The Founder’s Sheet Anchor Award is given to recognize extraordinary leadership in building the strength and outreach of the Society. Originally established in 1988 to honor the founders of NMHS, in 2005 the award was renamed the David A. O’Neil Sheet Anchor Award to honor the late David O’Neil (1939–2004), a dedicated Society trustee and overseer.

In 2011, Walter R. Brown, NMHS Chairman Emeritus, was awarded with the David A. O’Neil Sheet Anchor Award at the Annual Awards Dinner. We recognized his many accomplishments in the evening’s awards dinner journal:

Walter Brown got a taste for seafaring at 18, when he took a summer job on a tanker. That brief exposure was enough, however; after only two years at Miami University in Oxford, Ohio, he felt the call of the sea, got in his car and drove out to California, transferring to the NROTC program at USC.

Graduating with a degree in business, Mr. Brown began his commissioned service with the US Navy aboard a tanker in the Philippines, where he served two years before joining the LST Westchester County (LST-1167), serving for two years, primarily in Vietnam. When he was discharged from the navy, he bought a boat in Yokohama, intending to sail back to the United States, but was instead drawn to the area, and remained in Japan, living aboard his boat and sailing.

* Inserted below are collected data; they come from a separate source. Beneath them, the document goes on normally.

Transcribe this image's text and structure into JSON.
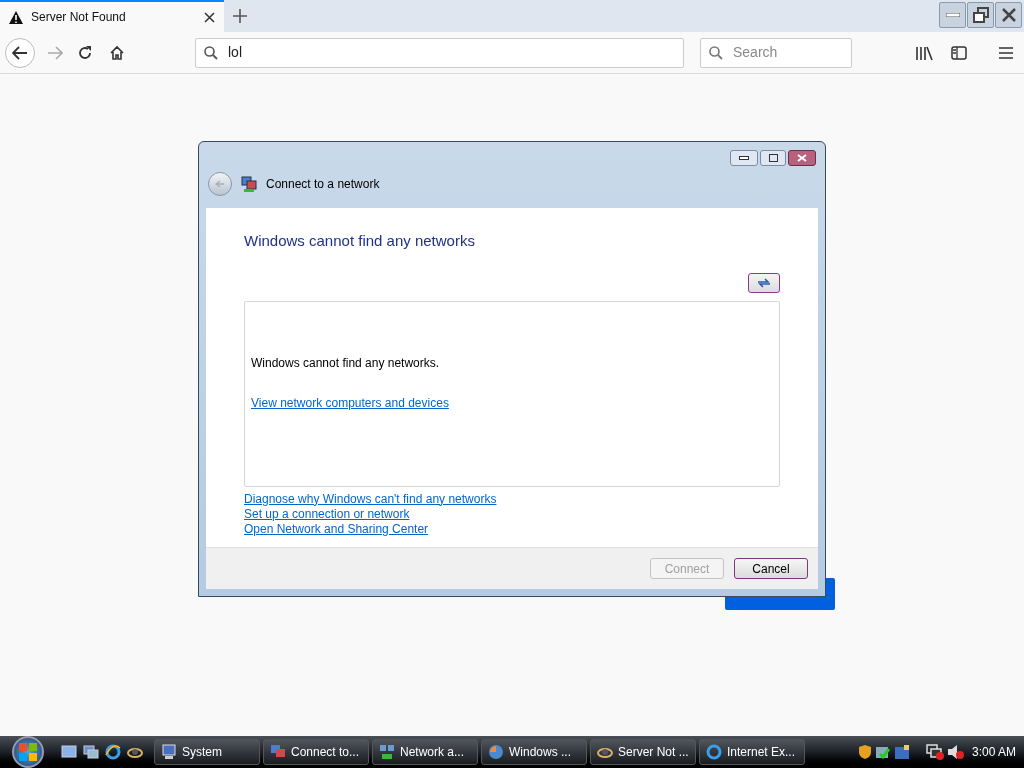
{
  "browser": {
    "tabs": [
      {
        "title": "Server Not Found",
        "selected": true
      }
    ],
    "address": "lol",
    "search": {
      "placeholder": "Search"
    }
  },
  "dialog": {
    "title": "Connect to a network",
    "heading": "Windows cannot find any networks",
    "message": "Windows cannot find any networks.",
    "list_link": "View network computers and devices",
    "links": [
      "Diagnose why Windows can't find any networks",
      "Set up a connection or network",
      "Open Network and Sharing Center"
    ],
    "buttons": [
      {
        "label": "Connect",
        "disabled": true
      },
      {
        "label": "Cancel",
        "disabled": false
      }
    ]
  },
  "taskbar": {
    "items": [
      {
        "label": "System"
      },
      {
        "label": "Connect to..."
      },
      {
        "label": "Network a..."
      },
      {
        "label": "Windows ..."
      },
      {
        "label": "Server Not ..."
      },
      {
        "label": "Internet Ex..."
      }
    ],
    "clock": "3:00 AM"
  }
}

After that year, Mr. Brown did indeed return to the United States, took his license exam and qualified as a third mate, but the fates brought him back to Japan when he secured a job with an American company that transferred him to its Japan office. He remained there five years, until the closing of the Japan office brought him back to the US, where he signed on with Texaco’s Marine department and remained for 15 years. Upon departing Texaco, Mr. Brown bought Slocum Yachts, building ocean-going sailboats in Taiwan. After four years, he accepted an invitation to work for Valles Steamship, where he served for five years, followed by a brief stint as a yacht broker.

Walter Brown first happened upon a copy of Sea History magazine in the Greenwich library. His interest piqued, he contacted NMHS founder and then-president Peter Stanford, and the two hit it off. In his own words, Mr. Brown “started meeting other people, and got involved.” He was asked to become a Trustee in 1993, and served from 2003 to 2006 as NMHS chairman. Of NMHS, he said “the people there are just fun to be with.” He is being honored with the NMHS David A. O’Neil Sheet Anchor Award for his longtime support and leadership of the Society. Of Mr. Brown, NMHS founder and president emeritus Peter Stanford remarked that “Walter’s generous spirit and confidence in our mission sustained the National Society in hard times, and remains a shining asset for the future.” NMHS chairman Ronald L. Oswald remembers that “chairman emeritus Walter Brown was the consummate indefatigable hand at the helm as the Society recovered from the effects of the 9/11 attacks.”

Mr. Brown currently serves as president of Henry L. & Grace Doherty Charitable Foundation, and as an advisor to the Sea Education Association, Mystic Seaport, and Lamont-Doherty Earth Observatory. He maintains his connection to the water, has a USCG 100-ton master license, and enjoys kayaking whenever he finds the opportunity.